Alltag zwischen höchstem Glück und heillosem Chaos – Part One

Alltag zwischen höchstem Glück und heillosem Chaos – Part One

20. Oktober 2018 0 Von Kathrin

Mittlerweile sind Zwilli 1 und 2 fast 4 Jahre alt und Zwilli 3 und 4 haben die Jahresgrenze lange hinter sich gelassen. Das bedeutet, es laufen in unserem Haus jeweils 2 Kinder mit völlig unterschiedlichem Entwicklungsstand und völlig unterschiedlichen Bedürfnissen herum. Während die Mädels stolz über ihre ersten Schrittchen sind und ihre größten Probleme darin bestehen, von dem Hindernis, auf das sie gerade geklettert sind, wieder herunter zu kommen, wollen die Jungs ordentlich gefördert werden. Denn die können schon eine ganze Menge und wollen mehr, mehr, mehr. Das macht unseren Alltag, wenn ich allein mit allen bin, manchmal nicht so leicht. Denn in Ruhe etwas Schönes zu basteln oder bauen, wenn die tapsigen und noch sehr grobmotorischen Mädchen in der Nähe sind, ist schier unmöglich. Doch dann ist das eben so. Dann können filigrane Holzklotzbauwerke und originalgetreue Flugsaurier eben nur mit Mama oder Papa gebaut werden, wenn das andere Elternteil Händchen haltend mit Zwilli 3 und 4 durch die Wohnung laufen kann. Den größten Teil unseres Alltags haben Mama und Papa mittlerweile ganz gut organisiert.

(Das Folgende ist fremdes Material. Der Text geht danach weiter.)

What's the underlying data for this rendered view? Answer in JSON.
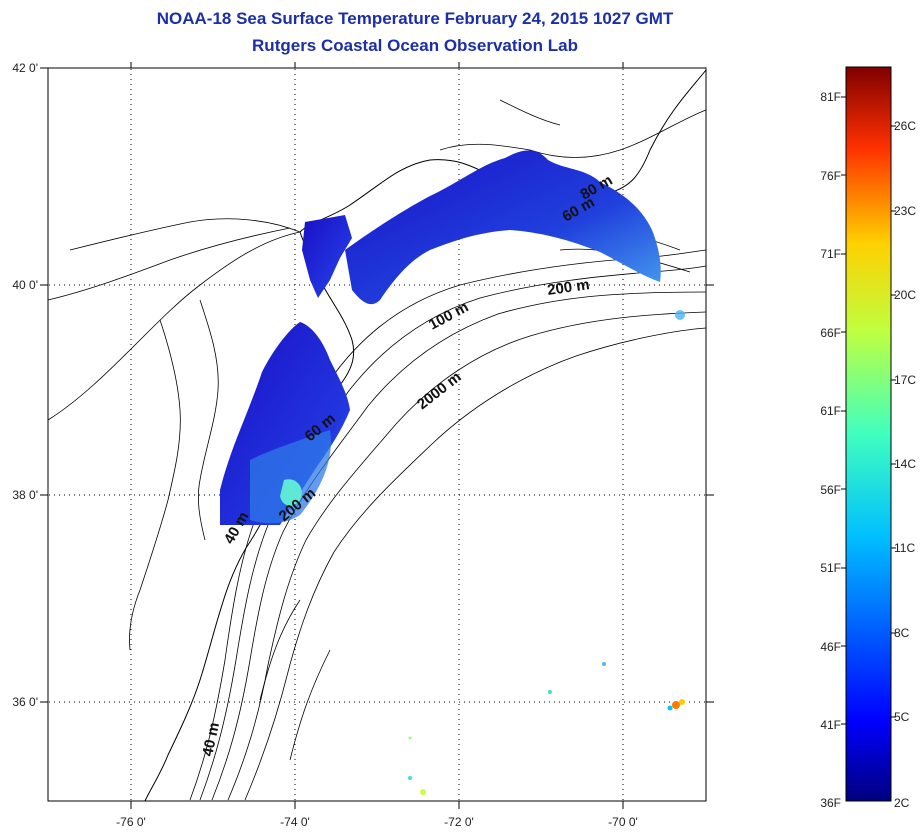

7.00 Uhr – der Wecker klingelt

Mama drückt aber müde die Schlummertaste, weil sie am Abend zuvor wieder einmal zu lange genäht oder gebloggt hat. Und noch einmal und noch einmal. Shit, jetzt ist es doch schon wieder halb 8. So langsam wird dann auch mal einer der Kids ein wenig wach, denn Zwilli 3 und 4 nuckeln spätestens seitdem der Wecker zum ersten Mal geklingelt hat sowieso die ganze Zeit im Halbschlaf an meiner Brust herum und dösen vor sich hin. Jetzt beginne ich aber, sie etwas aktiver zu streicheln und sage fröhlich: „Guten Morgen!“, wonach sie mit ihren wunderschönen, blauen Augen zu mir aufschauen, sich langsam aufsetzen und um die Wette strahlen. Rasch beginnen sie, alles um sich herum in die Hände zu nehmen und zu untersuchen. Und das ist eine ganze Menge. Denn auch wenn ich stets bemüht bin, halbwegs Ordnung zu halten und meinen Kindern zu erklären, dass im Bett geschlafen wird, und es deshalb sehr ungünstig ist, alles Mögliche da hinein zu schleppen, finden sich immer wieder Massen an Spielzeug, Zahnbürsten, Taschenlampen und sonstiger Kram unter den Decken und Kissen. Durch das Gewusel der Mädchen drehen und wenden sich auch die Jungs immer häufiger und beginnen langsam zu erwachen. Schnell rücken sie rüber und kuscheln sich unter meine Decke ganz nah an mich heran. Diese beiden Plätze müssen am Abend und in der Nacht für Zwilli 3 und 4 freigehalten werden, da die ja immer noch permanent an die Brust wollen. „Wie ihr damals auch.“, erkläre ich den Jungs immer noch oft, obwohl sie das Distanzgebot wie ein natürliches Gesetz ohne Murren und Knurren einhalten. Das wundert mich wirklich. Bevor es Zwilli 3 und 4 gab, waren Zwilli 1, 2 und ich eine Einheit, fast auch körperlich. Im Schlaf ließen sie keinen Millimeter Platz zwischen uns. Und wehe, ich wollte mich beim Einschlafen auf eine Seite drehen, dann gab es lautstarken Protest vom Kind hinter mir. Doch seitdem ich mit den Mädchen ins Jungsschlafzimmer eingezogen bin, war klar, dass Zwilli 3 zwischen Zwilli 2 und mich und Zwilli 4 zwischen Zwilli 1 und mich kommt. Und so hat jeder seinen festen Schlafplatz. Also genieße ich es jetzt am Morgen, wenn die Mädels schon auf Entdeckungstour gehen, mit meinen Jungs zu kuscheln. Und auch wenn die Zeit mir im Nacken sitzt, so lesen wir doch noch schnell ein Stück aus einem Buch oder kitzeln uns gegenseitig so lange aus, bis einer unbedingt endlich mal aufs Klo muss.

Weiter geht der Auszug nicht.